Job Description
- Testing and release of Raw material, packing material and miscellaneous material samples.
- To maintain reserve sample as per SOP.
- Preparation of specifications of raw materials, packing material, in process and finished products and stability protocol as per requirement.
- Preparation of study protocols with respect to laboratory.
- Sampling of Raw material, packing material and miscellaneous material samples and maintain reserve sample as per SOP.
- Preparation of volumetric solutions, reagent solution, working standards and maintain records.
- To perform water analysis as per specification, SOP and GTP.
- To maintain daily water analysis trend record.
- To prepare and maintain Laboratory reagent and volumetric solution as per SOP.
- To keep neat and cleanliness at workplace and follow the good laboratory practices in the laboratory.
- Testing and release of in process, finished product, standards, and stability samples.
- To keep update of instruments logbooks and to record the data in Laboratory Notebook during testing.
- To perform the calibration, Maintenance of all instruments/equipment’s as per respective schedule.
- To attain and complete self- training record.
- Preparation of indents as per the materials/product requirements.

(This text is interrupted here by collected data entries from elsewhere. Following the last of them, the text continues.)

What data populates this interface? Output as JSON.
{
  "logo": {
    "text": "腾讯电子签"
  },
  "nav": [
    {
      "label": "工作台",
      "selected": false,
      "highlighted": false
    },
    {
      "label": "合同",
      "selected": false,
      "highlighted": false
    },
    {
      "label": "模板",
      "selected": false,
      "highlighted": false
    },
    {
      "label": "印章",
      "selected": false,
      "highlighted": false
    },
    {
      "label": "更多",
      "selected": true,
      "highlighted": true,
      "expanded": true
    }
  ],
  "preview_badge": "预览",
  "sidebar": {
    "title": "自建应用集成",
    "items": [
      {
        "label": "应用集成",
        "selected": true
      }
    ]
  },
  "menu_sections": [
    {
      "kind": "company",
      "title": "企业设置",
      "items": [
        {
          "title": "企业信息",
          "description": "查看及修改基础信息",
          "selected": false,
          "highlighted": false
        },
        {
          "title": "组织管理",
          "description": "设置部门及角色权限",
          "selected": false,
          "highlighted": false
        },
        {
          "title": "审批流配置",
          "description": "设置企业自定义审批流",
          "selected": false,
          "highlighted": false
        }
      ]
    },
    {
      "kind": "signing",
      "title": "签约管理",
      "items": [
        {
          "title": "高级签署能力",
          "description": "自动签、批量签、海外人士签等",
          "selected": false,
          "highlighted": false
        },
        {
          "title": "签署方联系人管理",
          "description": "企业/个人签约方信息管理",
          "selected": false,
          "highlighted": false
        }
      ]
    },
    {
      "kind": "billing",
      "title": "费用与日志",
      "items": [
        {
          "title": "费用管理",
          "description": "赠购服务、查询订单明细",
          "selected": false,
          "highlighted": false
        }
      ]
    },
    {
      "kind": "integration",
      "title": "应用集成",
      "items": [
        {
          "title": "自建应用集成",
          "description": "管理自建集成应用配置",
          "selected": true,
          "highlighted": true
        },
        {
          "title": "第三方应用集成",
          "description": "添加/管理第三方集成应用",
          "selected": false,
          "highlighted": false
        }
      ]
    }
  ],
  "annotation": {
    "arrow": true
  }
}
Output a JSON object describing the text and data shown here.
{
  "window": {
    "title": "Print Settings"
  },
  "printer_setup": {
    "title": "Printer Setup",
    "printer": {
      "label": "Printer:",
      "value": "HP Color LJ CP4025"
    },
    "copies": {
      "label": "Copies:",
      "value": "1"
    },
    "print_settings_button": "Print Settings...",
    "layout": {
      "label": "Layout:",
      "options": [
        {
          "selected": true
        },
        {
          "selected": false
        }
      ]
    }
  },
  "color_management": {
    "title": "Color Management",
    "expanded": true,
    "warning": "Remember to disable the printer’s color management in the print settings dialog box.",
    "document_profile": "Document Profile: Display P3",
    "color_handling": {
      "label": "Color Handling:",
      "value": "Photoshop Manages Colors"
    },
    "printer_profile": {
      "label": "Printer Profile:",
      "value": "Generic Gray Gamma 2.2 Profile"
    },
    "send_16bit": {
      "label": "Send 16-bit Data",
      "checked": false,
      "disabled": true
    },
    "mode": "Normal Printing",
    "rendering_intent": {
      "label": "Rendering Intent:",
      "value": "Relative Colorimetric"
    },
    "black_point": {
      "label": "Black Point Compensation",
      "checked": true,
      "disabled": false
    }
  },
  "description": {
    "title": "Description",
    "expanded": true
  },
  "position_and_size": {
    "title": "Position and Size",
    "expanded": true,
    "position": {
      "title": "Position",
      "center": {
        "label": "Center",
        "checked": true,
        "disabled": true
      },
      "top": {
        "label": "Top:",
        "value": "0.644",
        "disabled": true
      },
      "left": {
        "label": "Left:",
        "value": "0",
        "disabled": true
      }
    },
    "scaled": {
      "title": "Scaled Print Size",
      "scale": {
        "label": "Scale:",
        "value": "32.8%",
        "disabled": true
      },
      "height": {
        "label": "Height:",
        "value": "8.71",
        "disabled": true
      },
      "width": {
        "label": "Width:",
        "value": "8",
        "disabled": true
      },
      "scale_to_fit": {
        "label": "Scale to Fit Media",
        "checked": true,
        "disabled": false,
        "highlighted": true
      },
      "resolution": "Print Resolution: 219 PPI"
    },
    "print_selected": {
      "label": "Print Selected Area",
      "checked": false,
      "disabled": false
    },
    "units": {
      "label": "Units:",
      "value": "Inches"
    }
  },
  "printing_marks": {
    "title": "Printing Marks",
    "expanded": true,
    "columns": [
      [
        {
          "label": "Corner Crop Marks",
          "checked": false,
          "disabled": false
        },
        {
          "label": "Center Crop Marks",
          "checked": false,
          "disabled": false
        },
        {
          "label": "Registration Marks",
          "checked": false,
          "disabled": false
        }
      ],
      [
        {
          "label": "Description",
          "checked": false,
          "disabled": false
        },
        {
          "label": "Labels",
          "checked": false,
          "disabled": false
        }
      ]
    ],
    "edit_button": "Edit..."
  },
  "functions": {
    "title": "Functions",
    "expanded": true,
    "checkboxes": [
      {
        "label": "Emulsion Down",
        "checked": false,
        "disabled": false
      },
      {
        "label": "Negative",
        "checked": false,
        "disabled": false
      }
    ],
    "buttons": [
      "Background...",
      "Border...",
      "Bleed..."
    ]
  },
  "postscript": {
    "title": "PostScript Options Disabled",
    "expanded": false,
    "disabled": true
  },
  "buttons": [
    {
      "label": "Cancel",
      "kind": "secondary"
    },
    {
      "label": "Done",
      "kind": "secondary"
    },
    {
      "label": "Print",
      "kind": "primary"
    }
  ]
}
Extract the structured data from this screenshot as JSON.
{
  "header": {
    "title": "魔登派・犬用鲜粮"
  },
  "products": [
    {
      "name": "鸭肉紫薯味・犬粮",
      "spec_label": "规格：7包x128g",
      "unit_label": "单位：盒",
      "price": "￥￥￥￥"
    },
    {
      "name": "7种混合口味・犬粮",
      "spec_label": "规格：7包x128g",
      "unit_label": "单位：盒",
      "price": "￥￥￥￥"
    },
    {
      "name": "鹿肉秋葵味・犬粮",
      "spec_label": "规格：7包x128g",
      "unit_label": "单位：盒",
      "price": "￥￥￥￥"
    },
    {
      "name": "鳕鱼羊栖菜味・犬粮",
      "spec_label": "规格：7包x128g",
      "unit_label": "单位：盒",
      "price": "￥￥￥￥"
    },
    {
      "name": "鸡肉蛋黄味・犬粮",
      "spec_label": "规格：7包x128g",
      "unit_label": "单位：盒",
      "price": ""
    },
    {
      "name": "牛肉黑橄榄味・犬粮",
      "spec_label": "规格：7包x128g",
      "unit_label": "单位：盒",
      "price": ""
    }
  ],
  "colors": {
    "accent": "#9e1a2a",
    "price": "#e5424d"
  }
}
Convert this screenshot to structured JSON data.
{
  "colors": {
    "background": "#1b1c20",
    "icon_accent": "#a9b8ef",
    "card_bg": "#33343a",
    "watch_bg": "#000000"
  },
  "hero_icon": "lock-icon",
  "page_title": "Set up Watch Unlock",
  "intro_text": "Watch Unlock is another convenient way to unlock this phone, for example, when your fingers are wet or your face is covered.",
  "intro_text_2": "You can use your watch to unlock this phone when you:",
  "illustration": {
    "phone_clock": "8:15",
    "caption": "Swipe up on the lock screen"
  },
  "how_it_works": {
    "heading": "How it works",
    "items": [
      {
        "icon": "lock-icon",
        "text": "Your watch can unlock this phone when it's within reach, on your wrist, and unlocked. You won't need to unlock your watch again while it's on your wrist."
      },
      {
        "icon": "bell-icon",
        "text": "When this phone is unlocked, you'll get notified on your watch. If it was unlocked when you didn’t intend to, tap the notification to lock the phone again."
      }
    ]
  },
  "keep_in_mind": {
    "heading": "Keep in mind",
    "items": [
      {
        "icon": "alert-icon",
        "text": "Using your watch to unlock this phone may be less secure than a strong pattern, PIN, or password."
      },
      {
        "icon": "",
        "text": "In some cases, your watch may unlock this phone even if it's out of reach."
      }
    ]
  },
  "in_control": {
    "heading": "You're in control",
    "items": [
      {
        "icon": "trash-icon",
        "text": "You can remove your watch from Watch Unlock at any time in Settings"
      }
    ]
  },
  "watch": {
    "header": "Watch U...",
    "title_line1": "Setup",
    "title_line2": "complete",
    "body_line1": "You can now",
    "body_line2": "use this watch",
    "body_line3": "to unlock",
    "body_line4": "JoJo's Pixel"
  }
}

- To prepare COA of various product/material as per requirement whenever required.
- Responsible to share the login credentials with new joiners.
- To ensure that employees in the department are trained as per the function mapping before work.
- To upload training copy of new/ revised SOP
- To ensure training and training related activities for the Department.
- To ensure the regular updating of Ad hoc/Classroom training details in training software.
- To generate re-training of any SOP for an employee/s as and when required
- Submit the employee training files to training cell in case any employee left or no longer with the organization.
- Responsible as a Department training coordinator (DTC) for the QCC Department
- Initiate AIMS Requisition for creation, modification, removal, addition, or employee inactivation in AIMS Software.
- Preparation and review of QC related SOPS.
- Preparation of general test procedures, method of analysis, specification as per requirement of raw material and packaging material.
- To initiate and review of A) Change controls B) Out of specifications C) Deviations
Qualifications
Education: B.Sc., M.Sc., B.Pharma,
Total Experience - 2 - 7 Year in QC department of sterile manufacturing plant
Note: Candidates who want to apply for internal jobs, must have completed atleast 2 years within existing role.